Storm coach and general manager Tim Marcum said no one was singled out.

"There are players who played for us last year that started all the games that got artificial stones," he said.

An arbitration hearing is scheduled for Feb. 14.

"The fake ring makes it personal," said the Storm's 2003 quarterback, John Kaleo, a former Maryland Terrapin. "It's not a business move. We all knew when we left the organization it was a business move whether they wanted to offer us a fair contract or not. But to give us fake rings, that was personal."

Yes, personal, that's it. The Storm was just personalizing the rings.

Not only is Orlando Magic owner Rich DeVos generous with the salaries - as any NBA owner has to be - but he's also generous with his wardrobe.

According to the Orlando Sentinel, Magic rookie Jameer Nelson complimented DeVos on the sport coat he wore to a game, and DeVos gave it to Nelson on the spot.

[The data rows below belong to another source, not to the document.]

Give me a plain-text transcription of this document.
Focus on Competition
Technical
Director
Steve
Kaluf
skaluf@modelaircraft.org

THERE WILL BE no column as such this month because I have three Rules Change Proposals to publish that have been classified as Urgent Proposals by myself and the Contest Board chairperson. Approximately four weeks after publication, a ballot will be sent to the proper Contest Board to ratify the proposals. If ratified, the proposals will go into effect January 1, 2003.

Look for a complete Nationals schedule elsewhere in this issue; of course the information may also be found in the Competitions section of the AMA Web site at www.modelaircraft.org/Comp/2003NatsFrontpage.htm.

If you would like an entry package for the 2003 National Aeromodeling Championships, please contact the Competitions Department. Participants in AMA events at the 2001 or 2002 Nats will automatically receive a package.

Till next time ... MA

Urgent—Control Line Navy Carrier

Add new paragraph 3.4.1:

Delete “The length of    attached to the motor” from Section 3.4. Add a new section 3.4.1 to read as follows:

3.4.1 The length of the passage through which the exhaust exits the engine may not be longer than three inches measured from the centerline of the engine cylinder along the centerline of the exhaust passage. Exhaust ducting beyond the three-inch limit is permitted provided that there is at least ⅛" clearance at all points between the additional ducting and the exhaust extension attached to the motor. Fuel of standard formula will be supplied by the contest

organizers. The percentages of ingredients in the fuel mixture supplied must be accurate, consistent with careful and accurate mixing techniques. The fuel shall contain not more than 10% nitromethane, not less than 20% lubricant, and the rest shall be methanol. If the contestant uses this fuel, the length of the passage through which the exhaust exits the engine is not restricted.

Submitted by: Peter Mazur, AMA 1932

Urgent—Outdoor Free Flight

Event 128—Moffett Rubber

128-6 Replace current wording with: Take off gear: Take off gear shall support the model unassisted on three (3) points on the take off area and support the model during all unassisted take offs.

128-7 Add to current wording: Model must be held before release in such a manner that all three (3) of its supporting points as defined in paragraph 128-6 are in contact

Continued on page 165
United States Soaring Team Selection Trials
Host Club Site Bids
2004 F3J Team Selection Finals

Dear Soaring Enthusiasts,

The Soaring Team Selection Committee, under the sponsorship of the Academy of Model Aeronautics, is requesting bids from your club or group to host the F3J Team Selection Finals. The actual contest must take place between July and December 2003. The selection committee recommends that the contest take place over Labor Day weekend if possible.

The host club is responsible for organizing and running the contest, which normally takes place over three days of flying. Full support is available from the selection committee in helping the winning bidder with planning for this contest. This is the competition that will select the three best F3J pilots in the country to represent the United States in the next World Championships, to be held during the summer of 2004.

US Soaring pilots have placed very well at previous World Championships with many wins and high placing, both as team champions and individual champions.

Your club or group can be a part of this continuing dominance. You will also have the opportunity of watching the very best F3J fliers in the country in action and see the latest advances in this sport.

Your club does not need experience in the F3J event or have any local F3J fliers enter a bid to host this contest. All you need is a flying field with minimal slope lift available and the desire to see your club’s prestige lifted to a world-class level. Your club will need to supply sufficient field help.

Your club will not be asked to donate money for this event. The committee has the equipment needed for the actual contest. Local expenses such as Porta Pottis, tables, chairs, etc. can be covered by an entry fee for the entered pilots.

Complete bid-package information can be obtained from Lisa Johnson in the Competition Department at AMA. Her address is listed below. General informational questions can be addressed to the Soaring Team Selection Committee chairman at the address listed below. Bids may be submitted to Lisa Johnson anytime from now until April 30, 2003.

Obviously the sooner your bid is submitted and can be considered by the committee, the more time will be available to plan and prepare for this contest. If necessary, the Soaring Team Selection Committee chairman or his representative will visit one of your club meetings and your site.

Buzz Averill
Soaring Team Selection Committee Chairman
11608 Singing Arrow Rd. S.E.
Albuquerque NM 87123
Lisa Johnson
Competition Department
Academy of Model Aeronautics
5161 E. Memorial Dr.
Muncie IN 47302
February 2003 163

Which prompted another Magic player, Pat Garrity, to say: "Hey, Rich! I really love your boat!"

Nice try.

The Chicago Bears don't need a new quarterback, a new offensive scheme or a new general manager. What they need is a new interior designer.

That's the premise of the Chicago Tribune's John Mullin:

"The answer lies in 6,000 years of Chinese history and in Halas Hall, the $20 million home of the Bears since 1997. One prominent member of the Bears' organization says privately, for obvious reasons, that the Bears never will win anything because of a fundamental flaw in the team's headquarters:

"Bad feng shui."

Gesundheit. Oops. Please continue, Mr. Mullin.

"The bad feng shui of new Halas Hall is in its design, materials and furnishings, all of which have a negative influence on chi, the core energy that ... runs through and binds people and all things together. Chi must flow freely in, through and around the structure or room. Very little flows smoothly or easily at new Halas."

As we all know, you can't spell Chicago without "Chi."